Wednesday, December 9, 2015

The Spirit of Doom

12/9/2015—The underlying theme of the 2015 movie Tomorrowland is that we are succumbing to a mood of despair versus an earlier mood of hopefulness and that this change is itself making things worse. People in despair do not improve their situations.

This theme plays out both expressly and implicitly in the movie. In one exchange, the hero, Casey Newton, repeats to her father a story he has often told her:

Casey Newton: There are two wolves who are always fighting. One is darkness and despair. The other is light and hope. The question is... which wolf wins?
Eddie Newton: The one you feed.

In another scene, Casey is in high school. Three teachers, in a row, drone on. One is describing mutually assured destruction and the danger of nuclear weapons. Another is describing the dire effects of global warming. A third, dystopia in literature.

But, despite the dangers described, the students are bored stiff. They are tuned out. Why not? They are not being challenged to do anything. This is all just happening.

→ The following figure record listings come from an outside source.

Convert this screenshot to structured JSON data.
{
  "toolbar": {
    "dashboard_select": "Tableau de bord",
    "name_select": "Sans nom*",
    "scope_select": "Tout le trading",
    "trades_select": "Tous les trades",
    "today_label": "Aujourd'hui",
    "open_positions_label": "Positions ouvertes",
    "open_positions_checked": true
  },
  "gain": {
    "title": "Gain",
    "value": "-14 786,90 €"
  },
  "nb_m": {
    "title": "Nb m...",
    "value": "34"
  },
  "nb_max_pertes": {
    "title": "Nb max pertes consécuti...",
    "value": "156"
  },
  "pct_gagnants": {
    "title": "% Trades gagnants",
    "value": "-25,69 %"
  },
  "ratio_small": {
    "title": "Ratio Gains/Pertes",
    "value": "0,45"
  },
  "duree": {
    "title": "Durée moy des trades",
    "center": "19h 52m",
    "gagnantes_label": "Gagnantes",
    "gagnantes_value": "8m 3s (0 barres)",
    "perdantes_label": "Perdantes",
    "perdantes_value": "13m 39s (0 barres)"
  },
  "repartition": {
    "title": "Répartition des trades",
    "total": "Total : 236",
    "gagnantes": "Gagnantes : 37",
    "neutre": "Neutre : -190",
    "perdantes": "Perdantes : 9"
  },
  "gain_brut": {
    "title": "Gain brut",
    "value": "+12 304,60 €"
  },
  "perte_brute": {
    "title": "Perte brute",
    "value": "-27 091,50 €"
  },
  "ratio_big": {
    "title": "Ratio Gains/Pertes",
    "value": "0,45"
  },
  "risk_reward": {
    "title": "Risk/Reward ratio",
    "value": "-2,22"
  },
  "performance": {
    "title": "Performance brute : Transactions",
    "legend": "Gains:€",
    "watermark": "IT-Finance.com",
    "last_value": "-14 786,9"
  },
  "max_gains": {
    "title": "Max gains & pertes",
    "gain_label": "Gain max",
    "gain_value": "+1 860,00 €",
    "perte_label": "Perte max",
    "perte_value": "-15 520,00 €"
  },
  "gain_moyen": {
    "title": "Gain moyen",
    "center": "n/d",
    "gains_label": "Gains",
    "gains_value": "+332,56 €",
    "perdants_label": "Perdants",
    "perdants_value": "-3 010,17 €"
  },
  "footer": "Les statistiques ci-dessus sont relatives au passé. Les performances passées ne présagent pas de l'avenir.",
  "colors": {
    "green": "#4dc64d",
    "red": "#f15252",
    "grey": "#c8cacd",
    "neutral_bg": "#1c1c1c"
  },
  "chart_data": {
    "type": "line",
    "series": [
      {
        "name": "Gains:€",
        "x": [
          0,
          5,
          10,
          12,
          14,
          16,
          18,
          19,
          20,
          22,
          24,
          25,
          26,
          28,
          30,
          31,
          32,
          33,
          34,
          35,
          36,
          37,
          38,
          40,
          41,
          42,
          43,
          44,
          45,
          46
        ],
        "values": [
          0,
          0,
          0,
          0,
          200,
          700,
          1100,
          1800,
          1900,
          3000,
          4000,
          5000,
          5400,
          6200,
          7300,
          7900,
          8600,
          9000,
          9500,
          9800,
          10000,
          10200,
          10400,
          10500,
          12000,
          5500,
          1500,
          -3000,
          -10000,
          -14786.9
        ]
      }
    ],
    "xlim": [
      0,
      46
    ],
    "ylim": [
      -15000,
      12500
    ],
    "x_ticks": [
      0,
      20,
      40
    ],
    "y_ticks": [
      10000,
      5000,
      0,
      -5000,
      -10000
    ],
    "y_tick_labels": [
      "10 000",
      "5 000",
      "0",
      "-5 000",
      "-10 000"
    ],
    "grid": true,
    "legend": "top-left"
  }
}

Meanwhile, Casey has her arm in the air, trying to ask a question. The first two teachers ignore her. The third finally calls on her. Casey asks, what are we doing to fix it? I mean, I know things are bad. But what can we do?

The third teacher is just flummoxed by the question. Now the audience sees that the teachers are as bored as the students. For they also do not believe in the possibilities of the future.

Now think about America’s broken politics. How we hate each other. And call each other un-American. And say the other side ignores science—(by the way, liberals ignore science all the time. See genetically altered food.)

Wouldn’t it be crazy to believe that our politics could improve? What could possibly do that? So, we are infected by the spirit the movie is protesting.

Science fiction is often a harbinger of the future—as is art in general when it’s healthy. Science fiction gave us the Terminator movies and the Matrix movies, warning us against technology destroying the human quality of humanity.

Well, in the October 18, 2015 issue, Charles Yu reviewed six science fiction novels in the New York Times Book Review—my barometer of the elite—and this is what he wrote about them in general:

And although it is admittedly a small sample, after having visited this particular cross section of the fictional galaxy, it’s hard not to notice a prevailing atmospheric quality common to many of the stories: So much of this work feels as if it is post-something, pervaded by a sense of living and writing in an era that comes after, of fiction being produced by novelists who can’t help feeling that it’s getting late or, in some cases, that it’s too late. The emphasis here being on the post-, and less on the something, which is variable from writer to writer and from story to story. Sometimes the something is big and vague, and sometimes it’s more specifically defined.

It’s too late. It’s getting late. Like Tomorrowland, we are in deep trouble that we cannot get out of.

They always said that we would run out of resources one day. I never quite imagined that the major resource we would run out of, would be hope.